Cordage uses the same amps as wall wiring (actually a bit higher sometimes) except when it is specified, the ground wire is counted. /3 means black white green. /4 adds red.
It is legit to make your own cord.
You would need 10/3 cable at the least, which is expensive, but using 10/4 might be wise so you don't have to buy the cord again if you ever upgrade generators.
On one end, you need a TT30 plug. On the other end, an L14-50 socket.
Ground to ground.
Neutral to neutral.
Hot to one of the hots. Pick one.
You must run this with all 240V breakers switched off, including the ones you do not realize are 240V breakers :) Otherwise really weird stuff will happen.
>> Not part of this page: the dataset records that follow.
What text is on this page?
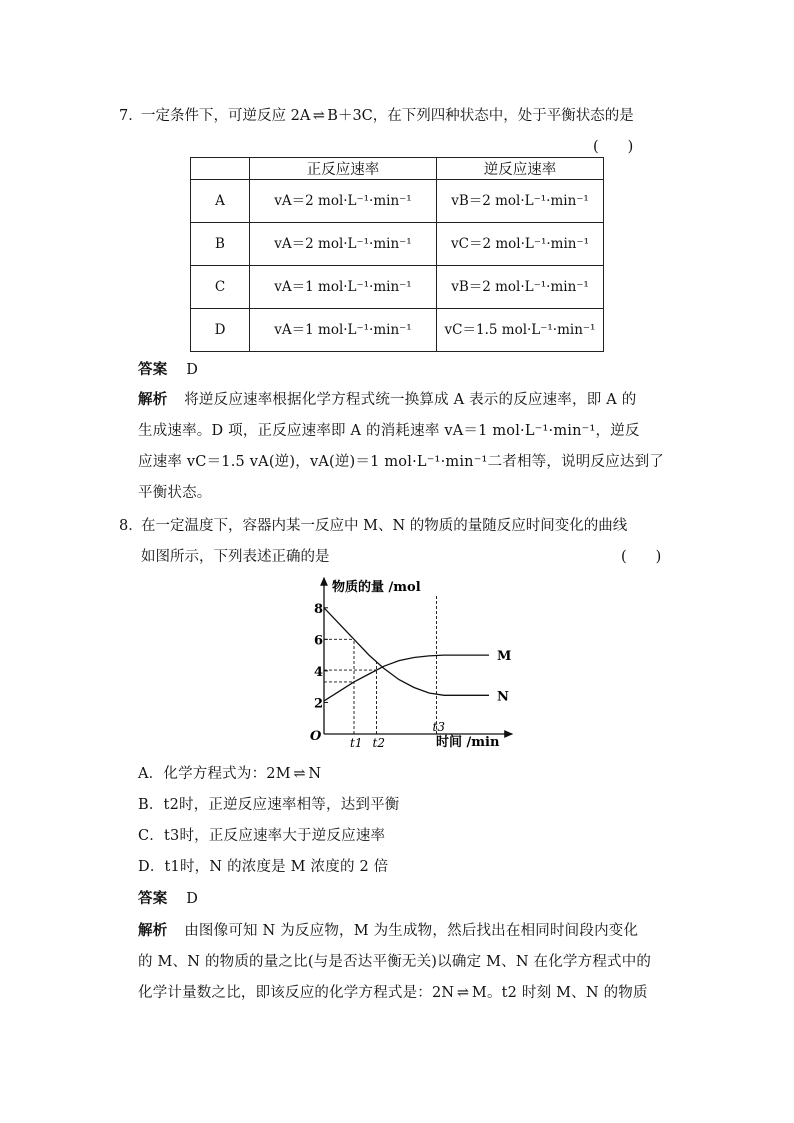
7．
一定条件下，可逆反应 2A ⇌ B＋3C，在下列四种状态中，处于平衡状态的是
(　　)
	正反应速率	逆反应速率
A	vA＝2 mol·L⁻¹·min⁻¹	vB＝2 mol·L⁻¹·min⁻¹
B	vA＝2 mol·L⁻¹·min⁻¹	vC＝2 mol·L⁻¹·min⁻¹
C	vA＝1 mol·L⁻¹·min⁻¹	vB＝2 mol·L⁻¹·min⁻¹
D	vA＝1 mol·L⁻¹·min⁻¹	vC＝1.5 mol·L⁻¹·min⁻¹
答案 D
解析 将逆反应速率根据化学方程式统一换算成 A 表示的反应速率，即 A 的
生成速率。D 项，正反应速率即 A 的消耗速率 vA＝1 mol·L⁻¹·min⁻¹，逆反
应速率 vC＝1.5 vA(逆)，vA(逆)＝1 mol·L⁻¹·min⁻¹二者相等，说明反应达到了
平衡状态。
8．
在一定温度下，容器内某一反应中 M、N 的物质的量随反应时间变化的曲线
如图所示，下列表述正确的是	(　　)
物质的量 /mol
时间 /min
O
8
6
4
2
t1 t2
t3
M
N
A．化学方程式为：2M ⇌ N
B．t2时，正逆反应速率相等，达到平衡
C．t3时，正反应速率大于逆反应速率
D．t1时，N 的浓度是 M 浓度的 2 倍
答案 D
解析 由图像可知 N 为反应物，M 为生成物，然后找出在相同时间段内变化
的 M、N 的物质的量之比(与是否达平衡无关)以确定 M、N 在化学方程式中的
化学计量数之比，即该反应的化学方程式是：2N ⇌ M。t2 时刻 M、N 的物质
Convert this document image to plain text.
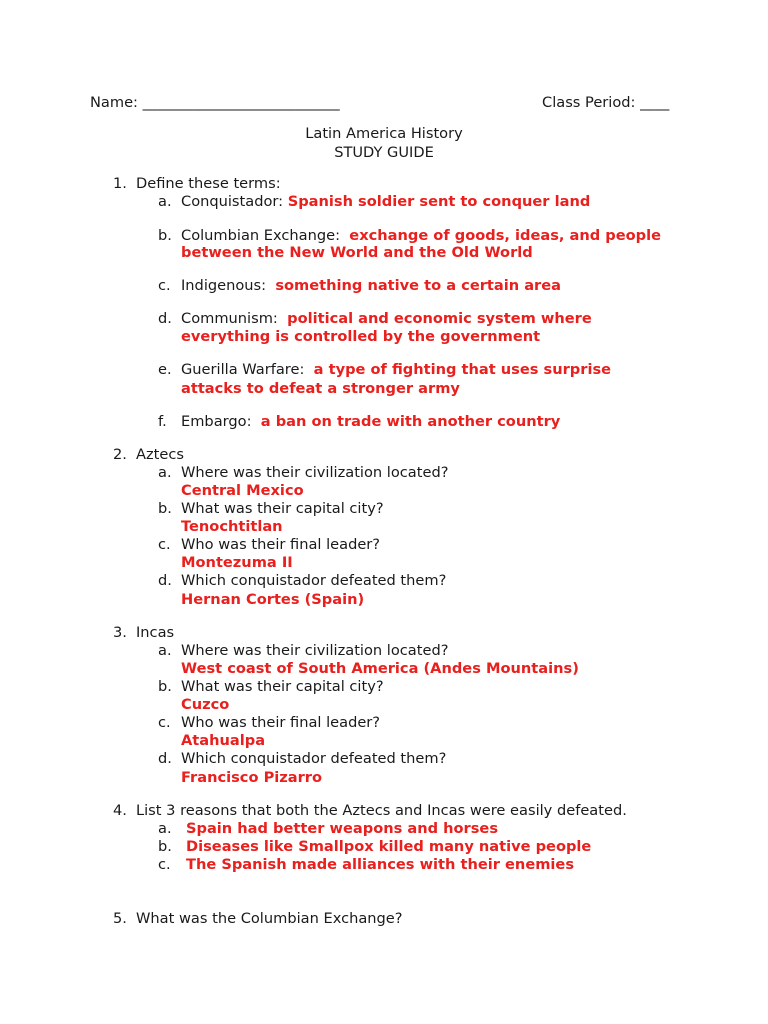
Name: ___________________________	Class Period: ____
Latin America History
STUDY GUIDE
1. Define these terms:
a. Conquistador: Spanish soldier sent to conquer land
b. Columbian Exchange: exchange of goods, ideas, and people
between the New World and the Old World
c. Indigenous: something native to a certain area
d. Communism: political and economic system where
everything is controlled by the government
e. Guerilla Warfare: a type of fighting that uses surprise
attacks to defeat a stronger army
f. Embargo: a ban on trade with another country
2. Aztecs
a. Where was their civilization located?
Central Mexico
b. What was their capital city?
Tenochtitlan
c. Who was their final leader?
Montezuma II
d. Which conquistador defeated them?
Hernan Cortes (Spain)
3. Incas
a. Where was their civilization located?
West coast of South America (Andes Mountains)
b. What was their capital city?
Cuzco
c. Who was their final leader?
Atahualpa
d. Which conquistador defeated them?
Francisco Pizarro
4. List 3 reasons that both the Aztecs and Incas were easily defeated.
a. Spain had better weapons and horses
b. Diseases like Smallpox killed many native people
c. The Spanish made alliances with their enemies
5. What was the Columbian Exchange?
Wouldn't start a fire, but might damage motor appliances.
You will find half your 120V circuits work and half do not. If that is satisfactory to you, that is fine. If you'd rather the other half be powered, then change your adapter cable to connect to the other hot instead.
Why not split hot to power both sides? Problem. Some houses have shared-neutral or multi-wire branch circuits (MWBC). This only works because the hots are on opposite phases. If they were on the same phase, neutral would be overloaded. If you can review your panel and prove your house is MWBC-free, then you should open up the inlet and join the hots at the inlet wiring... not in the adapter cable, because it might be used on somebody else's house!